中央線 高尾~三鷹沿線の意外な歴史を巡る

中央線の沿線には、高尾山をはじめとして、武蔵国分寺跡、八王子城など有名な史跡が数多く残されている。しかし、中央線沿線では、知られざる意外な歴史の跡も多く存在する。今回は、そんなガイドブックには載っていない史跡や歴史の名残を訪ねてみたい。

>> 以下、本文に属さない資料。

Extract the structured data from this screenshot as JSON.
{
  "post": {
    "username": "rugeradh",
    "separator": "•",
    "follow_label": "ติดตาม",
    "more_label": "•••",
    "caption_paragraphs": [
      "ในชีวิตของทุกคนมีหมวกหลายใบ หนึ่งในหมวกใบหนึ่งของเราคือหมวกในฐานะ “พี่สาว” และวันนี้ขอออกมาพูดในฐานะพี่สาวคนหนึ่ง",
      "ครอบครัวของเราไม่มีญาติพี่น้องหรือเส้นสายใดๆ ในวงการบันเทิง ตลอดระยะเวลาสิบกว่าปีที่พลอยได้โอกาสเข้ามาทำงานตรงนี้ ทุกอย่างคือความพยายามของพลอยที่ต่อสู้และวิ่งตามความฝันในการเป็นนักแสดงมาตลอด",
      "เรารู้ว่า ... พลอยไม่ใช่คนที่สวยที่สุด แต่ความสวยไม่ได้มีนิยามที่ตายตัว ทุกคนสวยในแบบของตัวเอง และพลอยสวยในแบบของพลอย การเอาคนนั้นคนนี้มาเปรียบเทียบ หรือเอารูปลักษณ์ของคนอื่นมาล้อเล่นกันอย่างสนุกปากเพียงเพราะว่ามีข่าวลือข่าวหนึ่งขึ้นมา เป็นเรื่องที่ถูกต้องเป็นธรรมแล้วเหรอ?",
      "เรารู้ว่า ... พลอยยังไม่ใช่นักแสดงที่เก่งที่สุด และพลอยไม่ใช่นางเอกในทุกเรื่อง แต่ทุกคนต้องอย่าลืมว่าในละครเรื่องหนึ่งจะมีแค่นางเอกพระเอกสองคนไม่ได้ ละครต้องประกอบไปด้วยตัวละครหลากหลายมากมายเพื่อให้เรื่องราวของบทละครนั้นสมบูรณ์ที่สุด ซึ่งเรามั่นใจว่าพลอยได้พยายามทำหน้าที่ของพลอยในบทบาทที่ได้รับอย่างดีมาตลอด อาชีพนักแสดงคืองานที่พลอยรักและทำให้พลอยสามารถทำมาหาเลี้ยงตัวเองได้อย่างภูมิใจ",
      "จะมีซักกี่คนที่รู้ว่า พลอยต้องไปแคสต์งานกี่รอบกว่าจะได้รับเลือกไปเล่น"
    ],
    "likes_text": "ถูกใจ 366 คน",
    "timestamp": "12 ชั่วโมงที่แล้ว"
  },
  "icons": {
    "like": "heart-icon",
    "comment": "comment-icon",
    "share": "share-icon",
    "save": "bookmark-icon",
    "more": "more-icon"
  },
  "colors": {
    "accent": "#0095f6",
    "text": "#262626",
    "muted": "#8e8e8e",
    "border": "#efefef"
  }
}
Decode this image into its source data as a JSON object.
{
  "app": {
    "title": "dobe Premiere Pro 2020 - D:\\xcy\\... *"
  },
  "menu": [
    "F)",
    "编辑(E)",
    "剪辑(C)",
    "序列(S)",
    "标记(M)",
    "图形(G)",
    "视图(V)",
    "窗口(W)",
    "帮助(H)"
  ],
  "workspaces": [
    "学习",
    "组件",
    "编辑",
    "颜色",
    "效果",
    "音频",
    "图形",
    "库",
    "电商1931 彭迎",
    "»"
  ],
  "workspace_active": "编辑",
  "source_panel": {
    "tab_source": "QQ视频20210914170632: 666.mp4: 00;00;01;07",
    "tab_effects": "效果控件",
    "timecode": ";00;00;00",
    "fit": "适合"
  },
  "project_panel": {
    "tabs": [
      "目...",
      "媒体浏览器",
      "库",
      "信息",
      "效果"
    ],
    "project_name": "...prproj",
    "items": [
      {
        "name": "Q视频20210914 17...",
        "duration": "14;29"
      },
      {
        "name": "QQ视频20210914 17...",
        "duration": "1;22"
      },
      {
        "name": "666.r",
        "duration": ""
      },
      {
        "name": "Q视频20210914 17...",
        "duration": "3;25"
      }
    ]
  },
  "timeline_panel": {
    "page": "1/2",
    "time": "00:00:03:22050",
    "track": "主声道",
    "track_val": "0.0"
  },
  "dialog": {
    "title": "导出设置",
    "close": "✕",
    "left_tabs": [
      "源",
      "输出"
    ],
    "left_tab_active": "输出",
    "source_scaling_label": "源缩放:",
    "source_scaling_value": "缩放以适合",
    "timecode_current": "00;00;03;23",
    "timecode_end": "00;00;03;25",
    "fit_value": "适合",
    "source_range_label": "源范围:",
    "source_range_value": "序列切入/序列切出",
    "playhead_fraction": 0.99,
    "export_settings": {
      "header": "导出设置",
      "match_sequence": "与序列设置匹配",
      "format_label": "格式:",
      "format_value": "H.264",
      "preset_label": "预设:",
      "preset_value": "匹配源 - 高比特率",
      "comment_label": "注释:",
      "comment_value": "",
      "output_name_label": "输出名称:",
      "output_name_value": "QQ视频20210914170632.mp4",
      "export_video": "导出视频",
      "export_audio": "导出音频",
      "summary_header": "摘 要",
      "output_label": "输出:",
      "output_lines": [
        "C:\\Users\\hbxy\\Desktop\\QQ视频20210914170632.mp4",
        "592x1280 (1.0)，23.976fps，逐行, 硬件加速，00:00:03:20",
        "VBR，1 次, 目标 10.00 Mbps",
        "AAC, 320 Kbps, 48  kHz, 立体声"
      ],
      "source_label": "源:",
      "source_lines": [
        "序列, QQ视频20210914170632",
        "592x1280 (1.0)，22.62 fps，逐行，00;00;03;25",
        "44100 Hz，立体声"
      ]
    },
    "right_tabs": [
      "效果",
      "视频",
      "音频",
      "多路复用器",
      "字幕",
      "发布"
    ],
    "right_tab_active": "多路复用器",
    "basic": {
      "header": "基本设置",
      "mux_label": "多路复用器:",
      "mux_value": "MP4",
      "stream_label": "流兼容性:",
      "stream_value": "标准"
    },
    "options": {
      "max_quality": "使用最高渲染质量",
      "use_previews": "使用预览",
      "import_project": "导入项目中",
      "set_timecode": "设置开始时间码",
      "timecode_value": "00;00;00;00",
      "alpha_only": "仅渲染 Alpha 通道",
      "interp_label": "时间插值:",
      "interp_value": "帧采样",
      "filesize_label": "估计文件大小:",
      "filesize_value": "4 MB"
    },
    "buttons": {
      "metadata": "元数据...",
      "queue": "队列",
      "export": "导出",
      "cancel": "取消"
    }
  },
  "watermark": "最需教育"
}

旅のスタートは高尾駅だ。京王線のホームからも目立つ金色の塔、まずはここを訪れることにしよう。一見、新宗教か何かの宗教施設のように思えるが、この塔は高尾みころも霊堂といい、労働者健康福祉機構(労働福祉事業団)が、労働災害で殉職した人々を慰霊するために建設した施設だ。
施設見学・・・200円(残金9,800円) 高尾みころも霊堂
現在の日本の発展は、こうした労働者の犠牲の上にもあることを胸に刻み、次の目的地へと足を進める。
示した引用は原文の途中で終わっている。